Wish I could remember what the poem was. Only retained the phrase "cum mummerae" (sp?)

It would have been perfect for this practice....

@cavyherd Oh! It totally would - and I do not know how to find it. Drat.

@justanna

Hm, I wonder if there's a Classics Scholar out there. @fade, maybe?

@cavyherd @justanna Probably something from Vergil, but I don't know off the top of my head, sorry!

@fade @justanna

Yes! That sounds extremely plausible!

Googling on Vergil & mountain immediately turns up this passage in The Aeneid BkI:50-80

"...They moan angrily at the doors, with a mountain's vast murmurs...."

Which definitely has the ring of familiarity about it, & is definitely something Mrs. Woodsome would have brought up in one of her "useless information" segments at the end of class.

Do you have access to the original Latin for that passage?

@fade @justanna

ISTR that we read the Illiad in Latin (in translation from the orginal Greek, I presume), so the Aneid would definitely have been on topic.

@fade @justanna

Hah! I think it might well have been this passage:
"Illi indignantes magno cum murmure montis
circum claustra fremunt"

Thanks, @fade ! That memory has been tickling at the back of my mind for nigh on 45 years....

(Full text of the book in question here: https://www.thelatinlibrary.com/vergil/aen1.shtml)

Vergil: Aeneid I

@cavyherd @justanna Ha, no wonder it sounded familiar. Though most any poetic line that sounds vaguely familiar that was dramatically quoted and from Latin is probably Vergil 60% of the time.

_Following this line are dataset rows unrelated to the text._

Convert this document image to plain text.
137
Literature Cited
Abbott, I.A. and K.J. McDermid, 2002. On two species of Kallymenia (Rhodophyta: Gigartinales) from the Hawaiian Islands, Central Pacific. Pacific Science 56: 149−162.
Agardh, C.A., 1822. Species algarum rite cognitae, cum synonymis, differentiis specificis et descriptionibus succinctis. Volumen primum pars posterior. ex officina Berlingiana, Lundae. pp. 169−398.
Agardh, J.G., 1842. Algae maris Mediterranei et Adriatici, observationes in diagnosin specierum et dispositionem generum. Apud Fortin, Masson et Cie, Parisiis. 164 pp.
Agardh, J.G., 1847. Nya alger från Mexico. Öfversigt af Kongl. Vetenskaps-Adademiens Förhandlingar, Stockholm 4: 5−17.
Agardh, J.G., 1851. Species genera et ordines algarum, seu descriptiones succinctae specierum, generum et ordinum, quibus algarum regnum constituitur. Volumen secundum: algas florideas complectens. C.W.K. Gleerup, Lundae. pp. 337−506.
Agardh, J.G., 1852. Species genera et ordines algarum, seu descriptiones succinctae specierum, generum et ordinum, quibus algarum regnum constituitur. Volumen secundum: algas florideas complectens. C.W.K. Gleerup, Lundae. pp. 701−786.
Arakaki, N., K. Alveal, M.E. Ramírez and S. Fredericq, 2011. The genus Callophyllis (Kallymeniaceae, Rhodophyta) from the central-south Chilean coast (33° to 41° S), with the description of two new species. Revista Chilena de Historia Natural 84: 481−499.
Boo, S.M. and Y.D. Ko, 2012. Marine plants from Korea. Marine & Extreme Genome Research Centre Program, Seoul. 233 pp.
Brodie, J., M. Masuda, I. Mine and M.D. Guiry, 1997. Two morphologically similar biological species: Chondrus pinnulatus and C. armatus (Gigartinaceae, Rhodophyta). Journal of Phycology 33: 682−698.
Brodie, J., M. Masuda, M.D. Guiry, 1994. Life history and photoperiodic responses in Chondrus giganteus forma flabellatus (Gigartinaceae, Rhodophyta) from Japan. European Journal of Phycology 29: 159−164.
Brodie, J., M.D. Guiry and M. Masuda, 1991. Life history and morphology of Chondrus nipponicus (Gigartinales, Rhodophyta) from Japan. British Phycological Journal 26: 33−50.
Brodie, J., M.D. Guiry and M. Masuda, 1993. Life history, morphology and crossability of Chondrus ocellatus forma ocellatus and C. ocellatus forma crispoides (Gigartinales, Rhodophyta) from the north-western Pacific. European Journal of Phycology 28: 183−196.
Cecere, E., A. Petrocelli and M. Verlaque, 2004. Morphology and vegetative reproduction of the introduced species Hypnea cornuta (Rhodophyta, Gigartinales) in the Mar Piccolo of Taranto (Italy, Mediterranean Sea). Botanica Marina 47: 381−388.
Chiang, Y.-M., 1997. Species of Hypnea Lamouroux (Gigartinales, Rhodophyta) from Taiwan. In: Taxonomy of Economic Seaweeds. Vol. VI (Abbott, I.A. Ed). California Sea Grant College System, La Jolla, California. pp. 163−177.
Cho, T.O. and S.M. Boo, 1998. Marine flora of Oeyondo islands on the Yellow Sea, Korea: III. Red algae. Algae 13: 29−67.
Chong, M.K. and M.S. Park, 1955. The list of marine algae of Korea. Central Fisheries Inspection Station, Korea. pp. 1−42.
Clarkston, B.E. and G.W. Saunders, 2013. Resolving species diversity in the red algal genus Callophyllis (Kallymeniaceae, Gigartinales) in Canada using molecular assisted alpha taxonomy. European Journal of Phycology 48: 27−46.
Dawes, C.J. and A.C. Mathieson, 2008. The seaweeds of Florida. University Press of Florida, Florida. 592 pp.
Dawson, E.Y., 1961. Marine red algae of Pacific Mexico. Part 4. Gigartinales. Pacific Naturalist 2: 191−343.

(If it sounds snarky, it's probably Catullus, with a chance of Horace or Ovid.)

@fade @justanna

Which in turn reminds me of the Catullus recording Ms. Woodsome played for us, read in deeply Serious, Erudite, & Scholarly tones by some deeply Serious, Erudite, & Scholarly Famous & Important Latin Scholar. The withering /scorn/ with which she introduced the performance was 😂🤣

Like, "Dude, have you ever actually, like, /read/ Catullus??"